Le ton était toutefois nettement moins violent que la veille. Jeudi soir, sur France 2, M. Fillon avait directement mis en cause le chef de l’Etat, en l’accusant d’être à la tête d’un « cabinet noir » à l’origine des fuites dans la presse sur ses affaires judiciaires. Une charge lourde, qui s’appuie sur le contenu du livre Bienvenue Place Beauvau, Police : les secrets inavouables d’un quinquennat (Robert Laffont, 264 p., 19,50 euros). A entendre le député de Paris sur le plateau de « L’Emission politique », il n’y avait aucun doute dans son esprit : les révélations de l’ouvrage étaient accablantes pour M. Hollande et constituaient un « scandale d’Etat ». Sauf que le lendemain, il a lui-même reconnu ne pas savoir si les informations contenues dans ce livre sont fondées ou non : « Je ne sais pas si c’est vrai ! », a-t-il déclaré au site de Ouest France, de manière surprenante.

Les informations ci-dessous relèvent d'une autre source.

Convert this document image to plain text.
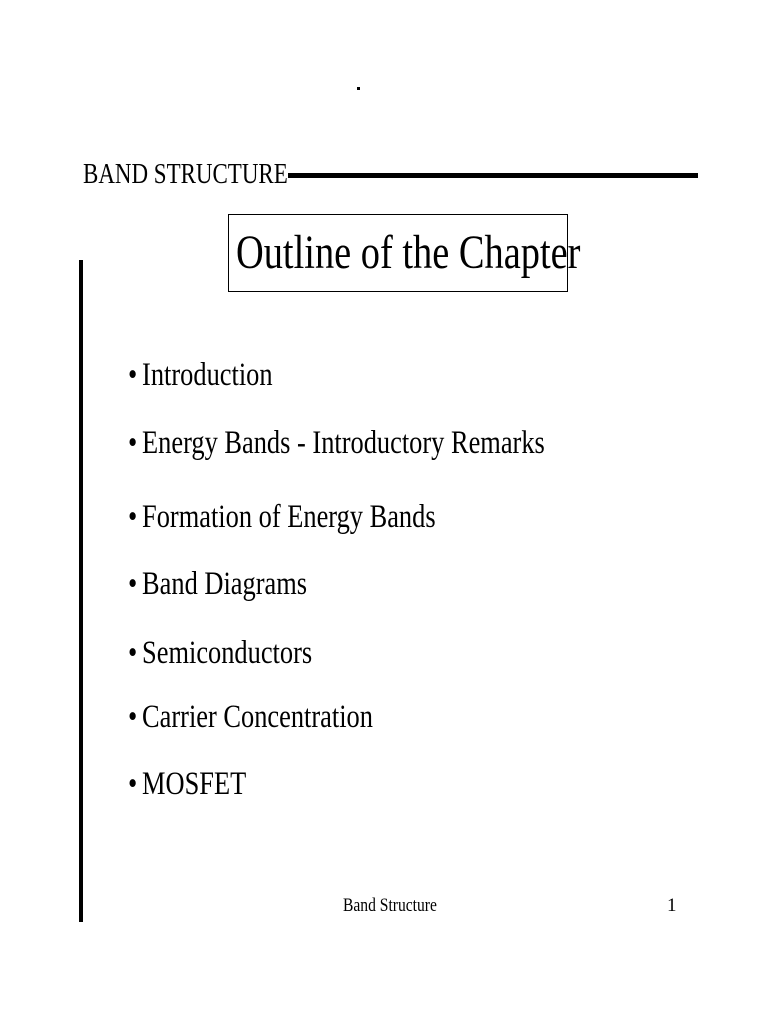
BAND STRUCTURE
Outline of the Chapter
• Introduction
• Energy Bands - Introductory Remarks
• Formation of Energy Bands
• Band Diagrams
• Semiconductors
• Carrier Concentration
• MOSFET
Band Structure	1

Image d’homme d’Etat hermétique à toute démagogie

Peu importe que les accusations soient justifiées, tant que l’offensive atteint son but électoral : dissuader les électeurs de droite de le lâcher. Un filloniste du premier cercle admet le caractère purement tactique et opportuniste de ces attaques : « François Fillon devait réaliser un coup pour réagir à un contexte politique difficile pour lui. Il a donc saisi la balle au bond en se servant de ce qu’il avait lu. Il fait comme il peut avec ce qu’il peut… » Aux abois, l’ex-premier ministre a donc décidé de se battre avec toutes les armes à sa disposition pour enrayer sa descente aux enfers. Quitte à brouiller profondément son image d’homme d’Etat hermétique à toute démagogie et surenchère.

« Avec son intervention sur France 2, il a galvanisé sa base », veut croire son entourage. Sauf qu’en radicalisant un peu plus son discours – de plus en plus semblable à celui de Donald Trump – il prend le risque de rétrécir un peu plus son socle électoral. Une évolution perceptible dans les sondages, où l’ancien favori de la présidentielle ne cesse de perdre du terrain. Largement distancé par Emmanuel Macron et Marine Le Pen, il n’est plus crédité que de 17 % des intentions de vote au premier tour. Il paie l’accumulation des affaires le concernant – en particulier celle de ses costumes, dévastatrice dans l’opinion – en enregistrant une baisse de 2,5 points en une semaine, selon un sondage BVA-Salesforce pour la presse régionale, publié samedi.

Les autres signaux négatifs ne manquent pas. Vendredi soir, M. Fillon a expédié son discours en moins de trente minutes, renvoyant l’image d’un candidat à bout de souffle. L’assistance était à son image : les quelque 2 000 personnes présentes à son meeting n’ont dégagé aucune ferveur, donnant l’impression de ne plus vraiment croire à la victoire, tant le manque de dynamisme était criant.

Doute jusque dans la garde rapprochée

Dans ce contexte morose, l’ambiance est délétère au sein de son camp. Au QG du candidat à Paris, son équipe reçoit des dizaines d’appel d’insultes chaque jour. « On nous traite de voleurs ou on nous dit rendez l’argent ! », se désole un salarié. La démobilisation des troupes est également frappante : la plupart des élus Les Républicains – en particulier les juppéistes et les lemairistes – ne participent déjà plus à une campagne, par laquelle ils ne se sentent plus concernés.

Lors du meeting à Biarritz, aucun élu de poids n’était présent aux côtés de M. Fillon à part le député de Haute-Savoie, Lionel Tardy. Symbole des profondes divisions internes : la juppéiste Virginie Calmels – perçue comme une traître par une partie des militants fillonistes – a été sifflée lors de son discours à la tribune, avant le discours de l’ancien premier ministre.

Chez les ténors, la plupart sont déjà résignés, estimant les chances de l’emporter quasi nulles. « La situation est grave. Fillon n’a que 20 % de chances de se qualifier pour le second tour », juge un de ses fidèles, en faisant état du « doute » qui s’est installé jusque dans sa garde rapprochée. Lucides, beaucoup ont intégré que la droite est passée d’une élection théoriquement imperdable à un scrutin apparaissant désormais… ingagnable.